Als ich am Tresen ankam, redete Hannes auf Alfred (klick) ein: „Du meinst Löwen! Und Löwen ist nicht tätowiert! Zumindest nicht am Arm!“

„Erhitze Gemüter?“, fragte ich. „Warum erhitzte Gemüter? Der Club hat doch gewonnen. Dritter! Der Club ist wieder Dritter!“

„Horch amoll, Michael, deer woo geecha Kiel (klick) den schwochng Bass zum Deuchad gschbilld hold, korz bevoor die Kiela dess Zwaa-zwaa gschossn hamm, dess woor doch deer, woo om Orm däddowierd iss wie bleed…“

„Weiß ich nicht“, sagte ich, „hab das Spiel ja nicht gesehen.“

„Das war objektiv Löwen“, sagte der Wirt und reichte mir ein Pils über den Tresen, „und Löwen ist am Arm nicht tätowiert.

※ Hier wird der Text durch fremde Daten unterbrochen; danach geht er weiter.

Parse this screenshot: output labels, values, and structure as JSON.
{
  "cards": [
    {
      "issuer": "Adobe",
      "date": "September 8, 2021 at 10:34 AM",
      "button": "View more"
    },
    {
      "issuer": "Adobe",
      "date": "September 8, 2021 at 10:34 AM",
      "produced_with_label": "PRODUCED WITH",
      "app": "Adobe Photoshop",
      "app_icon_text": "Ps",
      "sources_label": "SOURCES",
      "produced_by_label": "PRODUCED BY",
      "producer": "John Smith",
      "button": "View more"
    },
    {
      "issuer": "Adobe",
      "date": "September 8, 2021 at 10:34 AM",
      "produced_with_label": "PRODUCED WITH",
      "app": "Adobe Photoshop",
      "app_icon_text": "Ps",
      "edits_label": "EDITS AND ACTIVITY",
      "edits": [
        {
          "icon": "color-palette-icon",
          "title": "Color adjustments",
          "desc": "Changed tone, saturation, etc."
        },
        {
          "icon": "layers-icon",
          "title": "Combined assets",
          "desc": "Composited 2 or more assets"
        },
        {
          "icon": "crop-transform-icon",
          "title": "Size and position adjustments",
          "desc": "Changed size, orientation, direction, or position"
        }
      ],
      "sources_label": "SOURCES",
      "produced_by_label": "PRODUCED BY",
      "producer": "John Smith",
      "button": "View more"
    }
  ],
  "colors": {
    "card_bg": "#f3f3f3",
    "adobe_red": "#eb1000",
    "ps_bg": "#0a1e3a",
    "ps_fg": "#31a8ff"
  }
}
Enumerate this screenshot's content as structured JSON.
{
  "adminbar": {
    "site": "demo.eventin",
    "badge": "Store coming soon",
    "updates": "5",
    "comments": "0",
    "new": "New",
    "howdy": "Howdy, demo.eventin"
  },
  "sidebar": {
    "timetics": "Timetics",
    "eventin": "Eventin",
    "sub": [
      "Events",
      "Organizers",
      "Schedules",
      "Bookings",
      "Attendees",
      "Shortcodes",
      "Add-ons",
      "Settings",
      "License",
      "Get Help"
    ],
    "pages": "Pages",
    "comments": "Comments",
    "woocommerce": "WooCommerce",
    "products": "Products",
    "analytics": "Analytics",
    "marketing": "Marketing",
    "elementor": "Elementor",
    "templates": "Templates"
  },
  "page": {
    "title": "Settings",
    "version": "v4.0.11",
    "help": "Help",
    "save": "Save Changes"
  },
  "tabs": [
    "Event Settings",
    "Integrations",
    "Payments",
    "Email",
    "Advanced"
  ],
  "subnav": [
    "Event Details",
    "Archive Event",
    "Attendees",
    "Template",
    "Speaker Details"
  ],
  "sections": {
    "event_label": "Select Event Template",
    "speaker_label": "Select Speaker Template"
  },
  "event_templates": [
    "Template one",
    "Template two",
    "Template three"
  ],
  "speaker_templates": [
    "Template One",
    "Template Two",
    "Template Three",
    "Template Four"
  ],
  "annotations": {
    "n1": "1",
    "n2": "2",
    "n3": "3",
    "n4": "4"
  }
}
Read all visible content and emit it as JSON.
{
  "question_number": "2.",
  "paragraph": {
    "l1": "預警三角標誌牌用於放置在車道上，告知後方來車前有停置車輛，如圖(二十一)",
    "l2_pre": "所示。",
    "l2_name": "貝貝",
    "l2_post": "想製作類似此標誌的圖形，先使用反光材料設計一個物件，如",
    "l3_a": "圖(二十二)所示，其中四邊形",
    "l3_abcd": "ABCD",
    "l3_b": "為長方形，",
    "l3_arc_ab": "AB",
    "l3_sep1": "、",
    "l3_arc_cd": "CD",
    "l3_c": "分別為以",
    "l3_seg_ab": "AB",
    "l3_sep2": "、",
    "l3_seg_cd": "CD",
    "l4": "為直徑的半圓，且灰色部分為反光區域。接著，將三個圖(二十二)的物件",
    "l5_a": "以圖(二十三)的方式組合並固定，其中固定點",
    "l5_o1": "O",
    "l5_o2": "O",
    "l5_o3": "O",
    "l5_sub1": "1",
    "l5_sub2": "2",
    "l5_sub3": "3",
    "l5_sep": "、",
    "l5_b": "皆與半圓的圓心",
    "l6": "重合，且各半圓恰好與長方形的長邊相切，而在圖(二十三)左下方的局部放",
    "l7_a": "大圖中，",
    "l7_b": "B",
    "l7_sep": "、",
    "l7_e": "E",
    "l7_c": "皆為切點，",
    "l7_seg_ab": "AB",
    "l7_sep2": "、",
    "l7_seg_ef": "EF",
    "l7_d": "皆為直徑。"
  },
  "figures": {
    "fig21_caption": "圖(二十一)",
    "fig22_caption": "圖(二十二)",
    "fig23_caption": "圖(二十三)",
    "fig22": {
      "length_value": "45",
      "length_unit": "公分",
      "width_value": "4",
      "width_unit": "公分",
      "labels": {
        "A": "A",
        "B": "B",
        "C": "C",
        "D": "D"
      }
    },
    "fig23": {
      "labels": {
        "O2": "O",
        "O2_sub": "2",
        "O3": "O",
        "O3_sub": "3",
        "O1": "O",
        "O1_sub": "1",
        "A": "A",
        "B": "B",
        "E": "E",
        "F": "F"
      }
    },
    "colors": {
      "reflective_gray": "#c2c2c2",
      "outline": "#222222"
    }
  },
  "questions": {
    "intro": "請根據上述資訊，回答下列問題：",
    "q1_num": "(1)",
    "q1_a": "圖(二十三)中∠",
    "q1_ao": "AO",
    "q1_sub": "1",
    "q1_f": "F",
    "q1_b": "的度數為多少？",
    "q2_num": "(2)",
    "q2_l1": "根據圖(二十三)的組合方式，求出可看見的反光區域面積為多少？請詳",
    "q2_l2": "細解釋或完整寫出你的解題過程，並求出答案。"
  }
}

Objektiv nicht (klick).“

„…Iss ja aa worschd, obb deer däddowierd iss, obba dess woor a gands schwocha Bass, denn Bass därfa soo ned schbilln, deer maand wohl, deer hodd a Gfiehl imm Fuuß wie da Eesiel, dess woor a Bessla, woo deer gschbilld hood aufn Werna imm Schbill geecha die Frandsoodsn (klick)…“

„Aber nicht auf Tobias Werner“, warf Hannes ein.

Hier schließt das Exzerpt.